- The paper introduces semantic loss to penalize invalid predictions using Boolean logic constraints and weighted model counting.
- It employs neuro-symbolic entropy regularization to ensure low-entropy, confident predictions that comply with predefined logical structures.
- Experimental results on entity-relation extraction, path prediction, and game level generation showcase improved robustness and validity.
Semantic Loss Functions for Neuro-Symbolic Structured Prediction
Introduction
The paper addresses structured output prediction by integrating symbolic reasoning into neural network models through a concept called semantic loss. This approach efficiently combines deep learning with symbolic constraints, enhancing the network's ability to generate predictions that adhere to predefined logical structures. The semantic loss is shown to be adaptable, facilitating its use with various neural architectures, including generative models like GANs.

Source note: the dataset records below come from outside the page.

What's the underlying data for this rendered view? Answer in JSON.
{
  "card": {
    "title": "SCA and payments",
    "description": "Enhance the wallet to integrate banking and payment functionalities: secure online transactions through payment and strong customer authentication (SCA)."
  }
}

Semantic Loss and Its Implementation
Semantic loss quantifies how well a neural network's outputs satisfy a given logical constraint, expressed through Boolean logic. The core idea is to adjust the network by penalizing the probability mass assigned to invalid predictions, thus steering the network towards outputs that comply with the constraints. Formally, it leverages weighted model counting (WMC) and knowledge compilation techniques to efficiently compute its gradients.
Neuro-Symbolic Entropy Regularization
Neuro-symbolic entropy regularization augments the semantic loss by enforcing that the predictive distribution over valid outputs is both confident and complies with the constraints. This is crucial for ensuring the predictive model optimally allocates mass to valid predictions while maintaining low entropy, effectively improving classification accuracy and robustness against noise.

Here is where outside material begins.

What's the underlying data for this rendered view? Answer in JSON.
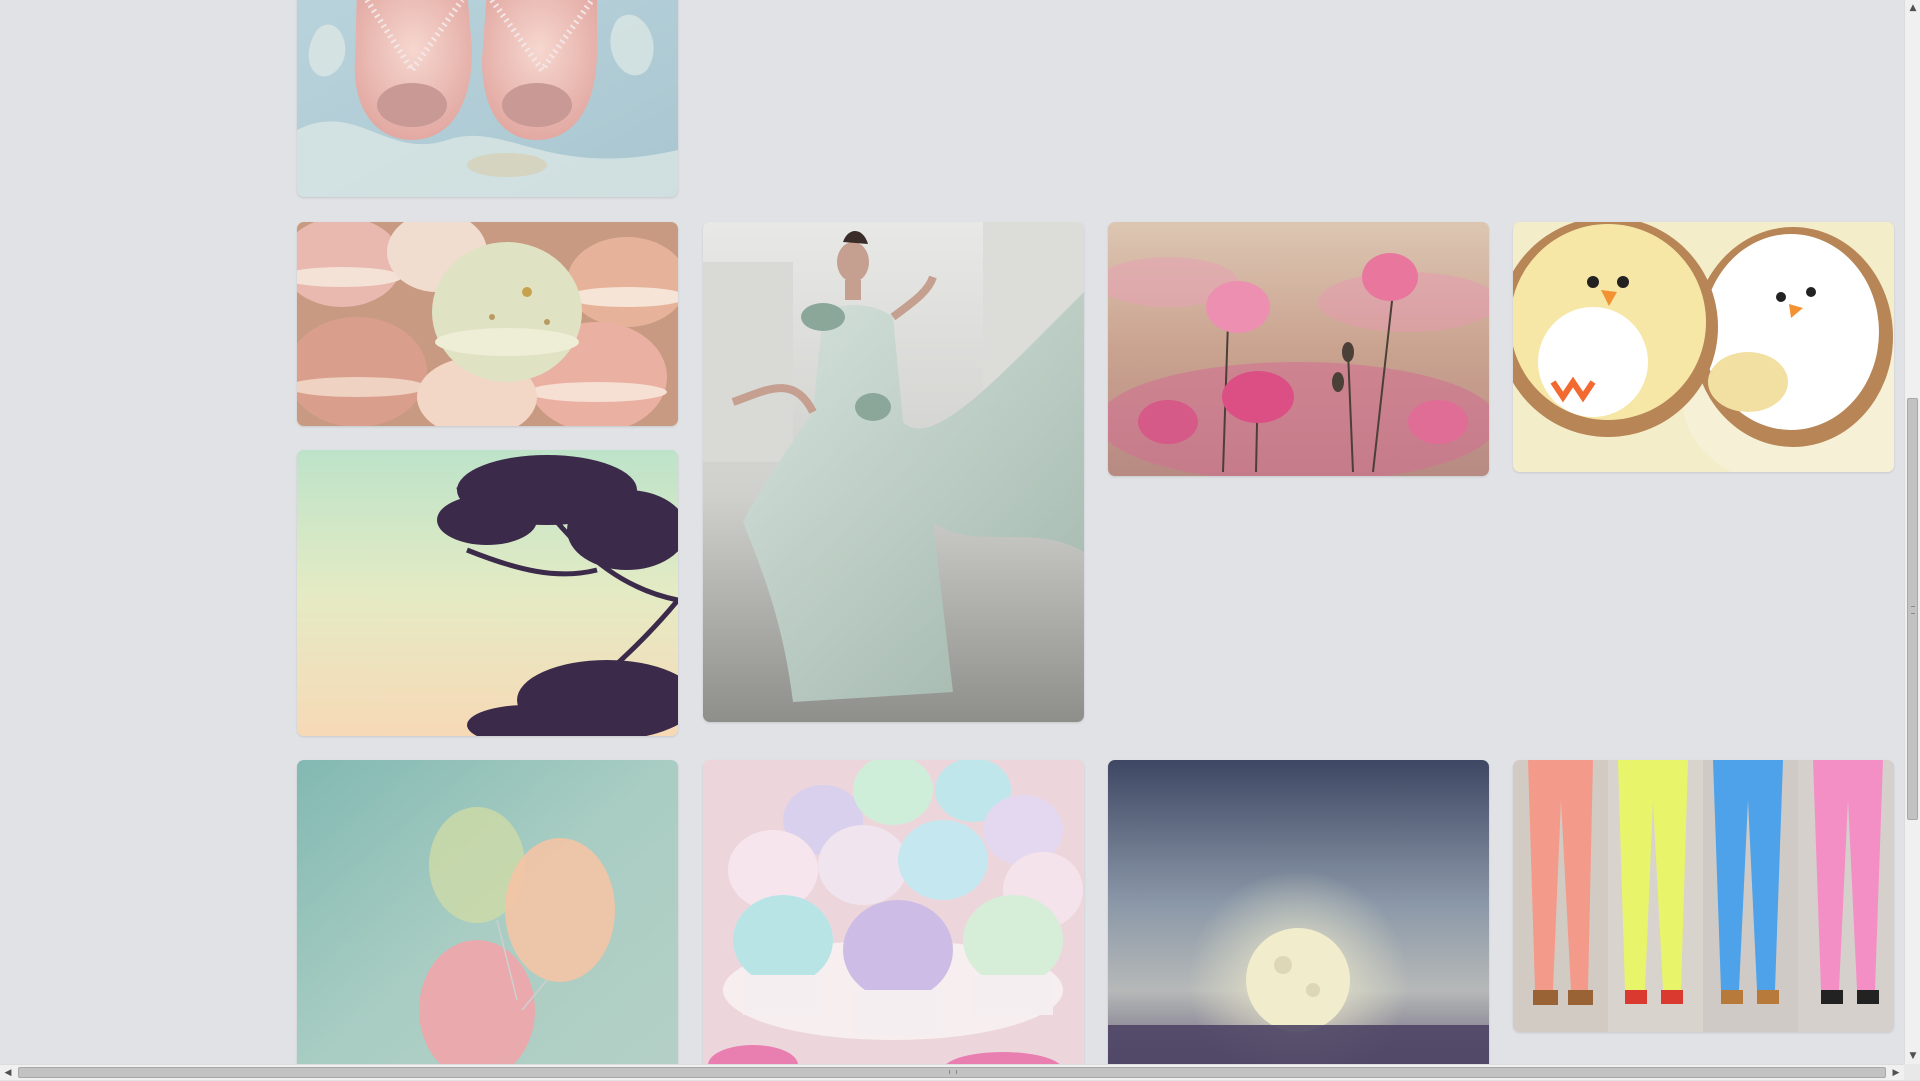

Figure 1: Warcraft dataset. Each input (left) is a 12 \times 12 grid corresponding to a Warcraft II terrain map, the output is a matrix (middle) indicating the shortest path from top left to bottom right (right).

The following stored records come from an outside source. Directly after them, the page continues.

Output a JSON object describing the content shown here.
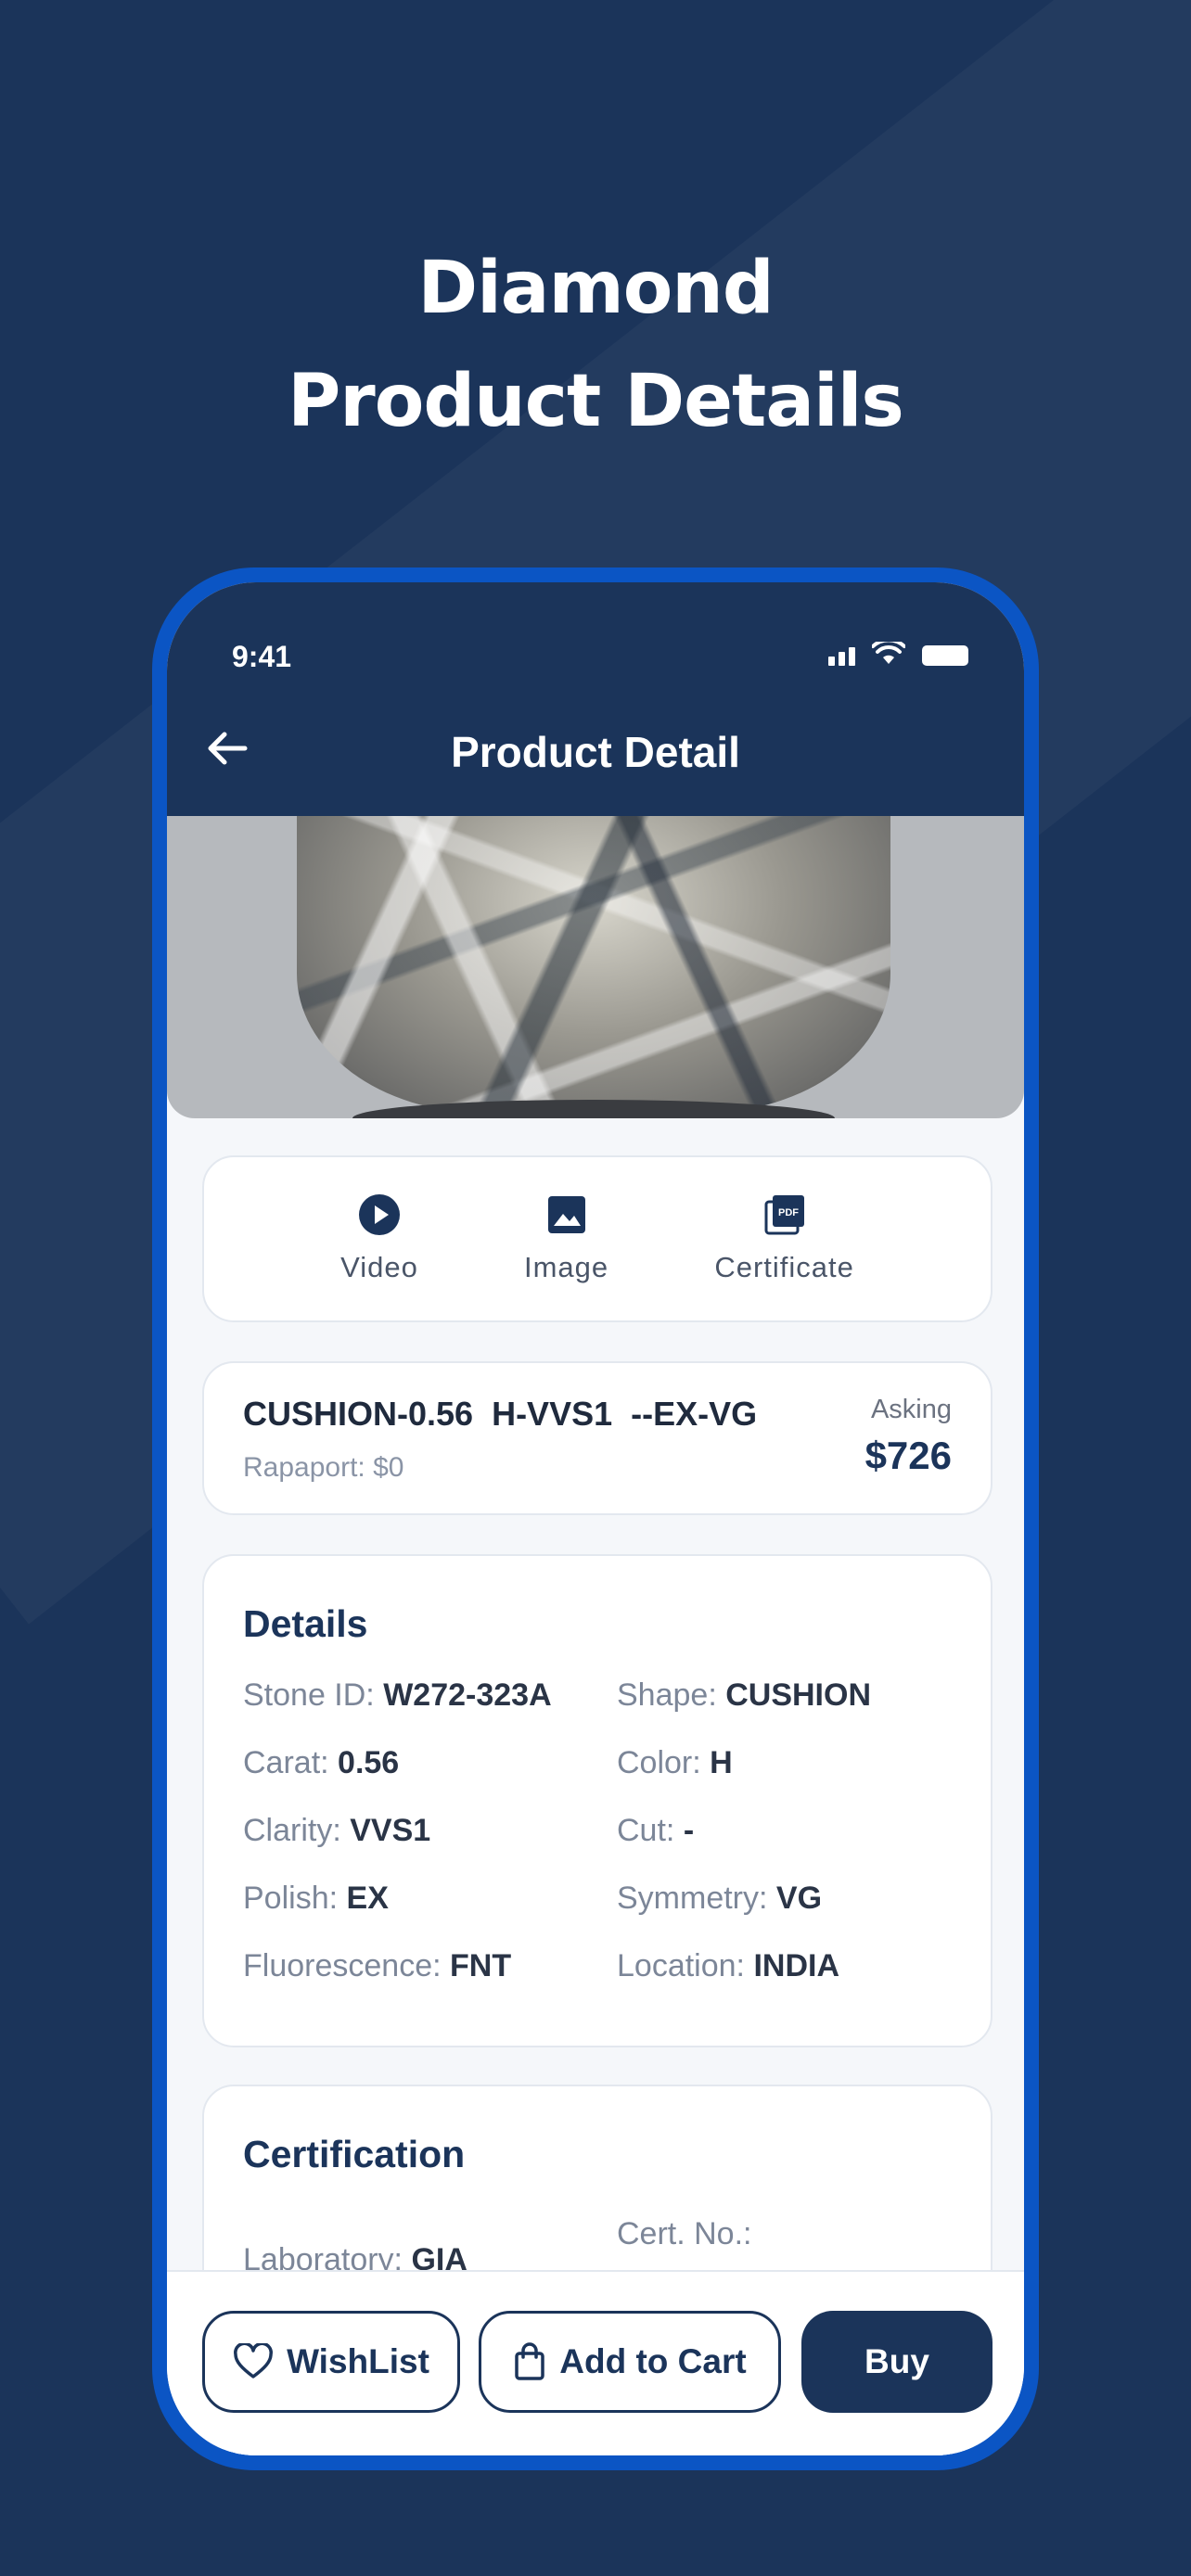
{
  "hero": {
    "line1": "Diamond",
    "line2": "Product Details"
  },
  "status_bar": {
    "time": "9:41"
  },
  "nav": {
    "title": "Product Detail"
  },
  "media": {
    "video_label": "Video",
    "image_label": "Image",
    "certificate_label": "Certificate",
    "video_icon": "play-circle-icon",
    "image_icon": "image-icon",
    "certificate_icon": "pdf-icon"
  },
  "summary": {
    "title": "CUSHION-0.56  H-VVS1  --EX-VG",
    "rapaport": "Rapaport: $0",
    "asking_label": "Asking",
    "asking_price": "$726"
  },
  "details": {
    "title": "Details",
    "stone_id_label": "Stone ID:",
    "stone_id": "W272-323A",
    "shape_label": "Shape:",
    "shape": "CUSHION",
    "carat_label": "Carat:",
    "carat": "0.56",
    "color_label": "Color:",
    "color": "H",
    "clarity_label": "Clarity:",
    "clarity": "VVS1",
    "cut_label": "Cut:",
    "cut": "-",
    "polish_label": "Polish:",
    "polish": "EX",
    "symmetry_label": "Symmetry:",
    "symmetry": "VG",
    "fluorescence_label": "Fluorescence:",
    "fluorescence": "FNT",
    "location_label": "Location:",
    "location": "INDIA"
  },
  "certification": {
    "title": "Certification",
    "lab_label": "Laboratory:",
    "lab": "GIA",
    "cert_no_label": "Cert. No.:"
  },
  "actions": {
    "wishlist": "WishList",
    "add_to_cart": "Add to Cart",
    "buy": "Buy"
  },
  "colors": {
    "background": "#1b345a",
    "phone_frame": "#0b55c4",
    "primary": "#1b345a"
  }
}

Applications and Experimental Evaluation
The paper demonstrates the effectiveness of the proposed methods across various tasks, including:
- Entity-Relation Extraction: Performance improves significantly in semi-supervised settings by integrating constraints that reflect relational ontologies in data. Neuro-symbolic entropy regularization further enhances the performance by enforcing low entropy on network outputs.
- Predicting Simple Paths: In structured tasks like shortest path prediction and preference learning, models utilizing semantic loss exhibit enhanced coherence, yielding predictions that better respect structured constraints.
- Generative Models - Constrained Adversarial Networks (CANs):
- Super Mario Bros (SMB) Level Generation: CANs outperform traditional GANs by incorporating logical constraints into the generation process, leading to higher validity and playability of generated game levels.
- Molecule Generation: CANs effectively generate chemically valid molecules by enforcing domain-specific constraints, with improved diversity and higher chemical property scores.



Figure 2: Examples of SMB levels generated by GAN and CAN. Improvement in validity and playability when using CANs.
Implications and Future Directions
This research offers a robust framework for integrating symbolic constraints into neural networks, facilitating better performance in structured domains. The paper suggests future work in extending neuro-symbolic approaches to even broader applications and refining computational efficiency for large-scale, complex constraints.
Conclusion
The integration of semantic loss and neuro-symbolic entropy regularization represents a significant stride in melding symbolic reasoning with neural networks. By ensuring outputs adhere to logical structures, these approaches substantially enhance the performance of both predictive and generative models, demonstrating the potential for broader application across AI domains.